If you see the fact that young males are the largest demographic that buys videogames as a problem, you don't know how capitalism and open markets work.

Markets producing catering content for the people that are primarily interested in it's products is not "a problem". It's common sense.

Wouldn't making content that doesn't alienate or patronize half the market be a good thing, in those terms? Not all content needs to be for everyone, I recognize that, but we're talking about this in terms of market viability. Men don't inherently buy more of anything than women do. People buy what appeals to them. Unless you think women don't like the something as broad as "interactive entertainment," then it should be clear this is a matter of the content in a marketplace being tailored to one segment rather than another. I'd like to think creative work can appeal to both.
 
If you see the fact that young males are the largest demographic that buys videogames as a problem, you don't know how capitalism and open markets work.

Markets producing catering content for the people that are primarily interested in it's products is not "a problem". It's common sense.

Man you're just running down the list of bog-standard arguments: Censorship! What about the men?

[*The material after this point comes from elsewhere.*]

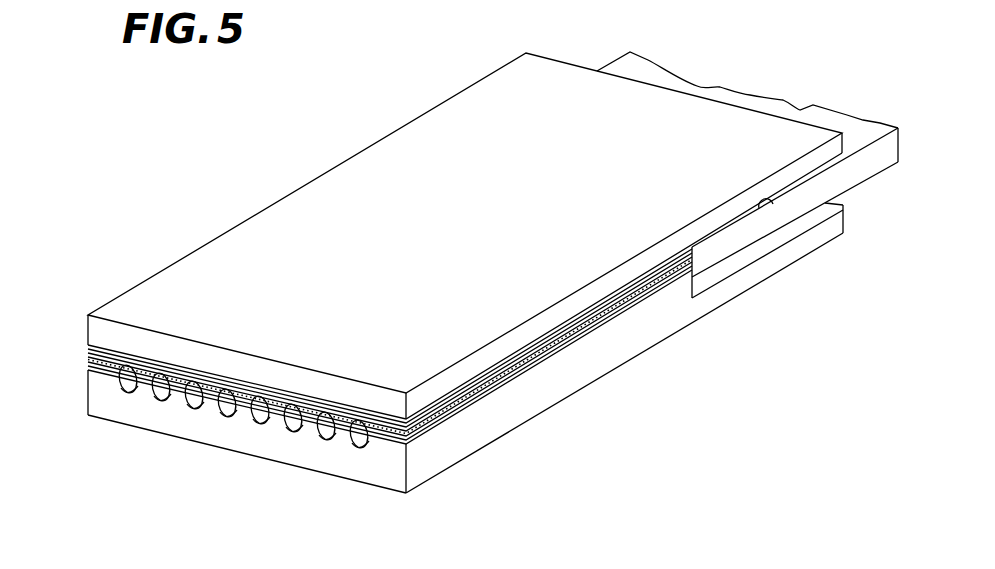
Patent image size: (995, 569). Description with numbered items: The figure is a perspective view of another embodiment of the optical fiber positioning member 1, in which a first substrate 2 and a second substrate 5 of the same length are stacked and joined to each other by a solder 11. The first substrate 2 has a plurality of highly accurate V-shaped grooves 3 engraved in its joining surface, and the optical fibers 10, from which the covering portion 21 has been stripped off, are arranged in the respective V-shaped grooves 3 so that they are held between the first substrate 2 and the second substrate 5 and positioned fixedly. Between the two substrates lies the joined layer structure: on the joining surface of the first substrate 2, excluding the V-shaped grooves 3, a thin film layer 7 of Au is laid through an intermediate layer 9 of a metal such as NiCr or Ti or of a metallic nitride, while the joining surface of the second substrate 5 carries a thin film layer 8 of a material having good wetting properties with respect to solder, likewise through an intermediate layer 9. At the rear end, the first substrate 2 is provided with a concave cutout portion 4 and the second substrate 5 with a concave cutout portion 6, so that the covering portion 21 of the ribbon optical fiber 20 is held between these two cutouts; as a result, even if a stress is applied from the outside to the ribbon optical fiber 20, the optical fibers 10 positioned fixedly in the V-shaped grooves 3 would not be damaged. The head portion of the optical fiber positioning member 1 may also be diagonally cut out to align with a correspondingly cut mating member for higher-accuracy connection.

Capitalism!

Do you really think having less of the content shown in the video will negatively impact sales from the 18-35 male demographic.
 
Not as far as Anita's videos is concerned.

When an ESA study includes zinga games in it's findings, it's statistics no longer remain relevant to discussion centered entirely around AAA and similar titles.

Then please provide sources for the AAA industry, otherwise, it's just "a hunch."
 
I think brothels showing up in games are usually used to insinuate a sort of "seediness", that it's part of the underground or at least has ties there or is frequented by those underworld types. Gay bars aren't really seedy or illicit. They are pretty normal and it's not seen as some sort of taboo or something controlled or frequented by a criminal organisation. With brothels (and prostitution) in games it's usually as a short cut to paint a character (or characters) a certain way.
You know this man is a bad guy because he owns a brothel and the women don't want to be there and he forces them to work, you know he's bad because he goes to a brothel and is very rough/rapes the workers, you know he's bad because he deals in sex trafficking etc. With a gay bar the most you'd get out of it is the character is perhaps gay and that's not a bad trait, it does nothing to display the "evilness" of a character compared to the examples with brothels and NPC characters there (talking about enemy characters/the villain here and not the workers).
The problem is too much games lean on bad guy in brothel trope and this recurring theme in almost every game trying to create a dark seedy atmosphere is lazy and may send a harmful message. Also I don't understand where you get the idea where male strip clubs can't be used to create a seedy atmosphere. Male strip clubs are associated with homosexuality which is taboo in many cultures.
 
The gender of "gamers" seems to swing wildly between dominantly male and dominantly female depending whether the person talking wants to criticize them or legitimatize them.
 
Kratos and characters like him are examples of male power fantasies though.
A better example would be someone like Dante since he is one of the few male characters that are overtly sexualized, but he still falls into the male power fantasy trope.



The example is fine. Its portraying a male in an unrealistic manner which is very very common in video games.